When it comes to reducing organic waste in my kitchen, I use a combination of creative meal planning and smart food storage. Over the last several years, I’ve discovered a number of tips and tricks to help everything run smoothly – and even save some money. Food habits are highly personal, so there is no best way to run your kitchen.
I encourage you to play around until you find what works for your household!
The most common cause of my personal food waste is that I forget about items until they expire. Out of sight, out of mind, right? I combat this with my two most essential kitchen tools: a sharpie and a roll of masking tape. If you tend to put leftovers into re-used yogurt or sour cream tubs like I do, you’ll want to mark them clearly with name and date on the top or sidewhere it is clearly visible as soon as you open the door of the fridge or freezer. If you can use clear bins, that’s even better.
Pull everything that’s going to expire soon to the front of your fridge, freezer, and cupboards. Some of my friends actually have a dedicated “eat me first” shelf. This way there is no excuse that you didn’t see that little bin of old hummus behind all the juice cartons!
The best way to reduce the food waste that comes out of your kitchen is to control what comes into it. I try never to go to the store without a grocery list, because it’s very difficult to plan a week worth of meals on the spot.
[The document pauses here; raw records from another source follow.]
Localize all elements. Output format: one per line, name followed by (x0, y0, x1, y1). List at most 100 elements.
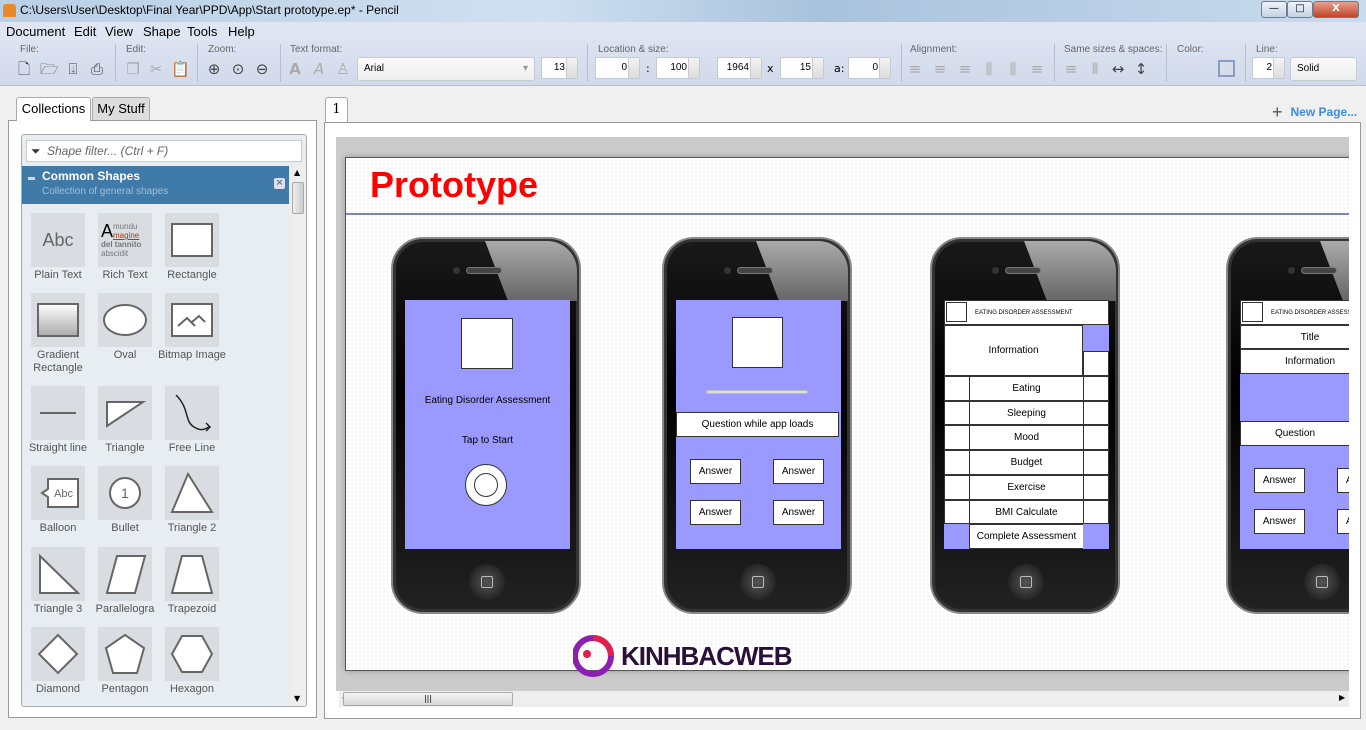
shape-balloon[interactable]: Abc Balloon (31, 466, 85, 535)
shape-plain-text[interactable]: Abc Plain Text (31, 213, 85, 282)
shape-list-scrollbar[interactable]: ▲ ▼ (290, 166, 306, 706)
phone-mockup-menu[interactable]: EATING DISORDER ASSESSMENT Information E… (930, 237, 1120, 614)
shape-parallelogram[interactable]: Parallelogra (96, 547, 154, 616)
shape-hexagon[interactable]: Hexagon (165, 627, 219, 696)
menu-edit[interactable]: Edit (74, 24, 96, 39)
print-icon[interactable]: ⎙ (88, 60, 106, 78)
menu-item-button[interactable]: Sleeping (969, 401, 1084, 425)
shape-filter-input[interactable]: ⏷ Shape filter... (Ctrl + F) (26, 140, 302, 162)
close-collection-icon[interactable]: × (274, 178, 285, 189)
start-button[interactable] (465, 464, 507, 506)
answer-button[interactable]: Answer (1337, 509, 1349, 534)
phone-mockup-question[interactable]: EATING DISORDER ASSESSMENT Title Informa… (1226, 237, 1349, 614)
prototype-title[interactable]: Prototype (370, 164, 538, 206)
answer-button[interactable]: Answer (773, 500, 824, 525)
menu-item-button[interactable]: Exercise (969, 475, 1084, 500)
cut-icon[interactable]: ✂ (147, 60, 165, 78)
stroke-color-button[interactable] (1218, 60, 1235, 77)
answer-button[interactable]: Answer (1337, 468, 1349, 493)
menu-help[interactable]: Help (228, 24, 255, 39)
bold-icon[interactable]: A (286, 60, 304, 78)
scroll-down-icon[interactable]: ▼ (294, 694, 300, 703)
question-box[interactable]: Question (1240, 421, 1349, 446)
same-vspace-icon[interactable]: ↕ (1132, 60, 1150, 78)
shape-bullet[interactable]: 1 Bullet (98, 466, 152, 535)
width-spinner[interactable]: 1964 (717, 57, 762, 79)
answer-button[interactable]: Answer (773, 459, 824, 484)
same-width-icon[interactable]: ≡ (1062, 60, 1080, 78)
align-left-icon[interactable]: ≡ (906, 60, 924, 78)
shape-triangle-2[interactable]: Triangle 2 (165, 466, 219, 535)
collapse-icon[interactable] (28, 177, 35, 180)
page[interactable]: Prototype Eating Disorder Assessment Tap… (345, 157, 1349, 671)
align-middle-icon[interactable]: ⫼ (1004, 60, 1022, 78)
save-icon[interactable]: ⍗ (64, 60, 82, 78)
zoom-actual-icon[interactable]: ⊙ (229, 60, 247, 78)
paste-icon[interactable]: 📋 (171, 60, 190, 78)
height-spinner[interactable]: 15 (780, 57, 824, 79)
answer-button[interactable]: Answer (1254, 468, 1305, 493)
menu-item-button[interactable]: Complete Assessment (969, 524, 1084, 549)
text-color-icon[interactable]: ♙ (334, 60, 352, 78)
answer-button[interactable]: Answer (690, 459, 741, 484)
shape-trapezoid[interactable]: Trapezoid (165, 547, 219, 616)
shape-oval[interactable]: Oval (98, 293, 152, 362)
y-spinner[interactable]: 100 (656, 57, 700, 79)
header-rule[interactable] (346, 213, 1349, 215)
shape-free-line[interactable]: Free Line (165, 386, 219, 455)
line-style-select[interactable]: Solid (1290, 57, 1357, 81)
menu-item-button[interactable]: Mood (969, 425, 1084, 450)
phone-mockup-start[interactable]: Eating Disorder Assessment Tap to Start (391, 237, 581, 614)
scroll-right-icon[interactable]: ▶ (1339, 693, 1345, 702)
tab-my-stuff[interactable]: My Stuff (92, 97, 150, 121)
same-height-icon[interactable]: ⦀ (1086, 60, 1104, 78)
align-right-icon[interactable]: ≡ (956, 60, 974, 78)
line-width-spinner[interactable]: 2 (1252, 57, 1285, 79)
copy-icon[interactable]: ❐ (124, 60, 142, 78)
shape-triangle-3[interactable]: Triangle 3 (31, 547, 85, 616)
shape-diamond[interactable]: Diamond (31, 627, 85, 696)
minimize-button[interactable]: — (1261, 1, 1287, 18)
shape-bitmap-image[interactable]: Bitmap Image (158, 293, 226, 362)
shape-rich-text[interactable]: Amundu magine del tannito abscidit Rich Text (98, 213, 152, 282)
align-bottom-icon[interactable]: ≡ (1028, 60, 1046, 78)
answer-button[interactable]: Answer (690, 500, 741, 525)
page-tab-1[interactable]: 1 (325, 97, 348, 123)
shape-triangle[interactable]: Triangle (98, 386, 152, 455)
x-spinner[interactable]: 0 (595, 57, 640, 79)
information-box[interactable]: Information (944, 325, 1083, 376)
zoom-in-icon[interactable]: ⊕ (205, 60, 223, 78)
logo-placeholder[interactable] (732, 317, 783, 368)
information-box[interactable]: Information (1240, 349, 1349, 374)
collection-header[interactable]: Common Shapes Collection of general shap… (22, 166, 289, 204)
shape-pentagon[interactable]: Pentagon (98, 627, 152, 696)
maximize-button[interactable]: □ (1287, 1, 1313, 18)
horizontal-scrollbar[interactable]: ◀ ||| ▶ (339, 691, 1349, 707)
title-box[interactable]: Title (1240, 325, 1349, 349)
menu-document[interactable]: Document (6, 24, 65, 39)
shape-rectangle[interactable]: Rectangle (165, 213, 219, 282)
phone-mockup-loading[interactable]: Question while app loads Answer Answer A… (662, 237, 852, 614)
angle-spinner[interactable]: 0 (848, 57, 891, 79)
answer-button[interactable]: Answer (1254, 509, 1305, 534)
new-document-icon[interactable]: 🗋 (15, 60, 33, 78)
close-button[interactable]: X (1313, 1, 1359, 18)
logo-placeholder[interactable] (461, 318, 513, 369)
menu-item-button[interactable]: BMI Calculate (969, 500, 1084, 524)
open-folder-icon[interactable]: 🗁 (40, 60, 59, 78)
italic-icon[interactable]: A (310, 60, 328, 78)
align-center-icon[interactable]: ≡ (931, 60, 949, 78)
scroll-thumb[interactable]: ||| (343, 692, 513, 706)
font-size-spinner[interactable]: 13 (541, 57, 578, 79)
tab-collections[interactable]: Collections (16, 97, 91, 121)
menu-item-button[interactable]: Eating (969, 376, 1084, 401)
menu-shape[interactable]: Shape (143, 24, 181, 39)
shape-straight-line[interactable]: Straight line (29, 386, 87, 455)
font-select[interactable]: Arial ▾ (357, 57, 535, 81)
zoom-out-icon[interactable]: ⊖ (253, 60, 271, 78)
align-top-icon[interactable]: ⫼ (980, 60, 998, 78)
menu-tools[interactable]: Tools (187, 24, 217, 39)
scroll-thumb[interactable] (292, 182, 304, 214)
menu-item-button[interactable]: Budget (969, 450, 1084, 475)
question-box[interactable]: Question while app loads (676, 412, 839, 437)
I start my grocery list with the basic essentials (eggs, milk, bread, etc.). My next step is to check the fridge, freezer, and cupboards to see what I already have. Thanks to my labelling system, it’s easy to see what’s about to expire and incorporate those items into the next week’s meals.
When you’re in the store, be aware of how long produce lasts and where you need to store them. It’ll affect what you buy, and in what quantities. For example, I have learned not to buy green onions when the fridge is already going to be extremely full, because they need to be stored in an upright jar with water in order to stay fresh. The same goes for things that aren’t best frozen (like tomatoes – I buy a mixture of fresh and canned) or things that go bad within a quick window (I’m looking at you, avocados – I never buy more than two at a time).
Use that freezer!
I don’t like eating leftovers for more than two meals in a row. Some people can make a huge batch of meals every Sunday and be set for the week, but that’s just not my style. Instead, I buy versatile ingredients than can be used in a variety of recipes, and store them in the freezer ready to use. For vegetables, that means washing, blanching, chopping/mincing, and packing things like carrots, peppers, and celery into freezer safe reusable bins or bags. The stalks or tops go into a special bin reserved for making soup stock.
For other ideas, check out The Sustainable Student’s previous article on how to regrow your kitchen scraps into brand new vegetables.
Prepping meat means portioning ground meat into patty sizes, separating packages of chicken breasts or pre-slicing pork tenderloin. Again, everything gets labelled and stored with the oldest food at the top or front. This process means that I am never scrambling for ingredients and rarely have to resort to eating pre-frozen meals or takeout. I also rarely have to eat (or throw out) super old leftovers. As an added financial bonus, I can buy bigger amounts of items that are on sale and save them for when I’ll need them.
What to do with older (but still edible) food
So, you messed up, and found a bunch of wilted spinach lurking behind the rest of your veggies in the crisper drawer. What do you do?
I love to throw old leafy greens into my fruit smoothies. Honestly, I don’t even taste them. You can also turn older food into soup (broccoli, leeks), dips (sour cream), salad dressings (berries), croutons or breadcrumbs (stale bread), baked goods (bruised apples) and more. This is an extension of the “imperfect produce” idea, which is that just because ingredients are no longer in their prime doesn’t mean they aren’t useful or able to be turned into something delicious.